Metody ubeckiej bezpieki dobrze znamy. Wiemy, jak ci oprawcy rozprawili się z żołnierzami Armii Krajowej, Żołnierzami Wyklętymi, ludźmi „Solidarności”. Teraz próbuje się to samo uczynić z Kościołem katolickim w Polsce. Głównym celem rozgrywającej się na naszych oczach lewackiej, brudnej i histerycznej kampanii stał się największy, współczesny autorytet Kościoła – św. Jan Paweł II.

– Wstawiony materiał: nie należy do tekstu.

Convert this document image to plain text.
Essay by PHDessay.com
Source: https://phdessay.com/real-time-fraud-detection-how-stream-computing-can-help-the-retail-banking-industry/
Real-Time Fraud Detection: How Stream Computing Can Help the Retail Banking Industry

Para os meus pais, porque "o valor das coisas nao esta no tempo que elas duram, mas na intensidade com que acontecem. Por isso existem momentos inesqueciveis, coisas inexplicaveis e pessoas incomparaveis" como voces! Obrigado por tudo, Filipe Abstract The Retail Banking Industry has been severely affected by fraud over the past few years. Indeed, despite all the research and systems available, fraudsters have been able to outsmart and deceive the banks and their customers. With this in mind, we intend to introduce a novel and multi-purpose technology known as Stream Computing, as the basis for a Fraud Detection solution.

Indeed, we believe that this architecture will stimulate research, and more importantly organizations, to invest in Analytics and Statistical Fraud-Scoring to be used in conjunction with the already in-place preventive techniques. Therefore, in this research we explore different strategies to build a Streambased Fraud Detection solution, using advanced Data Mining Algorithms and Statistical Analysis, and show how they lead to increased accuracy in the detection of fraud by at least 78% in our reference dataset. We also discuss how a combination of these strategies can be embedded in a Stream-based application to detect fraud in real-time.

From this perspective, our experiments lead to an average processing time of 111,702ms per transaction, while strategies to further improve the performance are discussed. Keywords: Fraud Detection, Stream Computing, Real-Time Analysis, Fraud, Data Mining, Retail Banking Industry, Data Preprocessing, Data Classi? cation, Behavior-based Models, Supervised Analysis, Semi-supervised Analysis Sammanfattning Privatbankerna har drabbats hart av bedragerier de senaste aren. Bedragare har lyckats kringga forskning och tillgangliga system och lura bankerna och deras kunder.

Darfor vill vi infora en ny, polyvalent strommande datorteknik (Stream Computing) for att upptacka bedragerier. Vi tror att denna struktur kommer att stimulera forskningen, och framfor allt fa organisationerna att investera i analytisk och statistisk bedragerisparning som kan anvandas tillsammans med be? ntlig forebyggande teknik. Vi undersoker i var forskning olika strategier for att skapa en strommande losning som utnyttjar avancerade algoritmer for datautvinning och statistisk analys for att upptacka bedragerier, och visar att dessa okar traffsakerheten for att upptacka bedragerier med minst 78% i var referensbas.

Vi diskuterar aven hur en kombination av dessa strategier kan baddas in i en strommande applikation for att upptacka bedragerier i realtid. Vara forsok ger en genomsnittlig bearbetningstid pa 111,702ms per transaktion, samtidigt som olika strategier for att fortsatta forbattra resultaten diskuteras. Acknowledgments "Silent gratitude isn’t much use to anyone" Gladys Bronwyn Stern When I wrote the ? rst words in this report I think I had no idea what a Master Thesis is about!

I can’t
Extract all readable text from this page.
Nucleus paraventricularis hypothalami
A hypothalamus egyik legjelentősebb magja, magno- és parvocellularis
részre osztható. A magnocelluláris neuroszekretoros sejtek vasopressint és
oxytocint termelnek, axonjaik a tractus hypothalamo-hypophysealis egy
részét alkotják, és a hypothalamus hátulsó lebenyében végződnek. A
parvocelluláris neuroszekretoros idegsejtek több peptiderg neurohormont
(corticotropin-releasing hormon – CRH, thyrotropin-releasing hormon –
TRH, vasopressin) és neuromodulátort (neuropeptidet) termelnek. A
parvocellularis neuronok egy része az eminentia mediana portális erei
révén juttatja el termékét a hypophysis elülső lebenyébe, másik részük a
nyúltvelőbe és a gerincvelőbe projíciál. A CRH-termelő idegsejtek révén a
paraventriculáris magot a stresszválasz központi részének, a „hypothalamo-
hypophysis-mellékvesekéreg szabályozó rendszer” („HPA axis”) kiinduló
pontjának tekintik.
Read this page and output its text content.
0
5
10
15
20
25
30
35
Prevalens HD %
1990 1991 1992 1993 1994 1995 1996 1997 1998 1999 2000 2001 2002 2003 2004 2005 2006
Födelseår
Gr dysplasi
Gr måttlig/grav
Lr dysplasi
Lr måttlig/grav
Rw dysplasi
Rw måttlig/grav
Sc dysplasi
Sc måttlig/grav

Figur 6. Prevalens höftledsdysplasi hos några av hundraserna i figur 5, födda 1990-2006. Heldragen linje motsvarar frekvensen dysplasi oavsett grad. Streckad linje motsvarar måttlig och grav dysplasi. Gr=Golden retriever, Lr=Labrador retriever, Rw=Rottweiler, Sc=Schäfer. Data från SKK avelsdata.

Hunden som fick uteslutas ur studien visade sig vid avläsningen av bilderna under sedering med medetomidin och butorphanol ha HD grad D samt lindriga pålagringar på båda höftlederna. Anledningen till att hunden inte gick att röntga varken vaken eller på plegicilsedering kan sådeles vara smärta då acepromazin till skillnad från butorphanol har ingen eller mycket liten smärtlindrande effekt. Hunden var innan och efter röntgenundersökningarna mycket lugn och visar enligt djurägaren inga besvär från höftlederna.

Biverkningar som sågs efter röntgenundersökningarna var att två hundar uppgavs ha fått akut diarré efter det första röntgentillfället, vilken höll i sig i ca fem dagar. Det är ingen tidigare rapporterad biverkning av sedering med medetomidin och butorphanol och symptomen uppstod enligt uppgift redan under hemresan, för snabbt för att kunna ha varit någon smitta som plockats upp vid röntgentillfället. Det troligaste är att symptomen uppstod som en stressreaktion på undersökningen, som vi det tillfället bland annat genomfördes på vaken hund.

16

Dzisiaj, wobec Papieża Polaka, padają oskarżenia „zamiatania pod dywan problemu pedofilii księży”. Zarzuty te preparuje się na podstawie akt bezpieki, fałszywych donosów konfidentów. Takiej manipulacji Jan Paweł II poddawany był w czasach komuny. Tak czyni się z nim dzisiaj. Zapomina się o tym, co Jan Paweł II zrobił dla Polski i dla całego świata. Że to dzięki Niemu reżim komunistyczny upadł, że dzięki Niemu kraje Wschodniej Europy wyzwoliły się spod radzieckiego jarzma. Św. Jan Paweł II nigdy nikogo nie przekreślał, kochał każdego, przebaczał, niósł radość i miłość. Przypisywanie mu zła jest niegodziwe. Jest wstrętne.
Ale dla oskarżycieli prawda nie jest ważna. Ważny jest lincz i hejt. Cała ta nagonka i lżenie, ziejących nienawiścią do Kościoła ludzi: dziennikarzy i polityków opozycji oraz postesbeckich elit świadczy o tym, że bezpieka w Polsce nadal ma się dobrze, nadal niszczy prawych ludzi, wznieca agresję i nienawiść, nadal manipuluje, kłamie i zniekształca rzeczywistość, dążąc do skłócenia narodu.
Tylko, co dzieje się z ludźmi? Gdzie są te rzesze zapłakanych i rozmodlonych po śmierci Jana Pawła II – Polaków? Gdzie ta zbiorowa miłość i egzaltacja wobec naszego Papieża?